15 luglio 2016 | International Solidarity Movment, al-Khalil team | Hebron, Palestina occupata
Il 15 luglio 2016, una protesta pacifica con sit-in per chiedere l’apertura delle scale Qurtuba nella zona occupata di al-Khalil (Hebron) realizzata dai palestinesi come pure da attivisti israeliani e internazionali, è stata violentemente interrotta dalle forze israeliane, lasciando un bambino palestinese ferito e 4 attivisti arrestati.

Pacifico sit-in di protesta
Il sit-in pacifico di protesta è stato organizzato da Youth Against Settlements in coordinamento con le famiglie che si vedono negato l’accesso alle loro case attraverso le scale Qurtuba. Le scale sono state chiuse dal 1 ° novembre 2015, quando l’intera area di Tel Rumeida e la piccola striscia di Shuhada Street ancora accessibile ai pedoni palestinesi, è stata dichiarata zona militare chiusa (CMZ). Nonostante la sospensione della zona militare chiusa il 14 maggio 2016, molte restrizioni che si applicano ai soli residenti palestinesi, restano in vigore.
Quando attivisti israeliani di Ta’ayush hanno sfidato questa chiusura e hanno chiesto che il passaggio sia implementato in modo paritario quindi non solo per i coloni, che sono liberi di usare le scale quando e come vogliono, senza mai nemmeno essere fermato – più soldati e coloni si sono riuniti . Questa chiusura costituisce evidentemente una punizione collettiva illegale ed è una misura di apartheid – in quanto si applica esclusivamente ai palestinesi, ma non ai coloni o ai soldati israeliani.

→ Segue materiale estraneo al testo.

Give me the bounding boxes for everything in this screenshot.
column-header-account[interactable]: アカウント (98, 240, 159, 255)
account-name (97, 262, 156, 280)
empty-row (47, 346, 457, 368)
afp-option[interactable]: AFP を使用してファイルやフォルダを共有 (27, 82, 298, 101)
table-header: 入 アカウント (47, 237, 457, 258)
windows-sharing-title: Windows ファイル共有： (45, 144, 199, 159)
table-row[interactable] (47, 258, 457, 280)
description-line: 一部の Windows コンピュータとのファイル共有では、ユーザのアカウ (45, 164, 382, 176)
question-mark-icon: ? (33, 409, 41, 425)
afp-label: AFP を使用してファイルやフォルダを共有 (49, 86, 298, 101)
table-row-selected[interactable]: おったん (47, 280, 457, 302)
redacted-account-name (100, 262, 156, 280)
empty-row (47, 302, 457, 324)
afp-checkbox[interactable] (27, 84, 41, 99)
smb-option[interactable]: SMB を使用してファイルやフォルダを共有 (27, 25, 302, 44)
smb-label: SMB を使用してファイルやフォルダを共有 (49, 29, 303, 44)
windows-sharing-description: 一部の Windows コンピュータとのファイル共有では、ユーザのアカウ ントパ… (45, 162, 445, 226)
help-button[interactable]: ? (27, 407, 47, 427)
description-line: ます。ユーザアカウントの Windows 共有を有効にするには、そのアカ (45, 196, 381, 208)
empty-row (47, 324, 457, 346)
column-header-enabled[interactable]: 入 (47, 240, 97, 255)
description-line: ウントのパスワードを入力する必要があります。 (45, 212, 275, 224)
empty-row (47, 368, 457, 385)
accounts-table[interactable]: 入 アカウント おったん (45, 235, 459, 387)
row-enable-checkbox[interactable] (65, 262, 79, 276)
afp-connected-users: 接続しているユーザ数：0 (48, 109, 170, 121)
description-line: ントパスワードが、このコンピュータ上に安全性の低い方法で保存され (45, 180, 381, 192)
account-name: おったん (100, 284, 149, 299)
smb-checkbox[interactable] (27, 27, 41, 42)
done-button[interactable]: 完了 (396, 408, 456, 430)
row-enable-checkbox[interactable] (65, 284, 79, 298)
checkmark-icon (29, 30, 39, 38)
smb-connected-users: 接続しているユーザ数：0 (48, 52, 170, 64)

Il criterio decisivo se le scale sono considerate una CMZ per quella persona specifica, è basato esclusivamente sull’etnia.
Dopo pochi minuti, le forze israeliane hanno ordinato agli attivisti palestinesi e internazionali tranquillamente seduti sul lato di Shuhada Street vicino alle scale Qurtuba di lasciare la zona. Le forze israeliane hanno quindi ordinato a tutti di lasciare, affermando che sono dei non residenti, mentre al colono infame e violento Ofer, che vive nell’illegale Kiryat Arba, alla periferia di al-Khalil, è stato permesso di filmare e provocare i manifestanti pacifici, come è stato permesso anche alla infame colona Tzippi, di sesso femminile.
Le forze israeliane, alla fine, hanno portato un ordine di CMZ non solo per le scale Qurtuba, ma per l’intera Shuhada Street e il quartiere Tel Rumeida. Se questo significa un ritorno alla disumanizzazione dei palestinesi che in precedenza durante la CMZ sono stati degradati a mero numero, è ancora da vedere.

Mappa dell’ordine di zona militare chiusa Photo: Youth Against Settlements
Alla fine, le forze israeliane hanno violentemente e aggressivamente arrestato 4 degli attivisti israeliani, con violenza tirandoli e trascinandoli fuori dall’interno di una casa palestinese. Durante questo arresto violento, le forze israeliane hanno schiacciato un bambino di dieci anni, tra il muro e una porta di metallo, e lo hanno lasciato andare solo dopo aver arrestato gli attivisti israeliani. Il ragazzo, Marwan Sharabati, ora soffre di dolori alla gamba, e al momento non è in grado di camminare normalmente, ma solo zoppicando.

Il ferito di 10 anni
Questo è solo un altro esempio dell’impunità di Israele per la violenza e le continue violazioni del diritto internazionale umanitario e dei diritti umani. Mentre pubblicamente sostengono che stanno facilitando il movimento dei palestinesi durante il mese sacro del Ramadan, il governo israeliano e le forze israeliane stanno invece facendo tutto il possibile per esacerbare non solo la libertà palestinese di movimento, ma continuano a negare i diritti dei palestinesi su larga scala.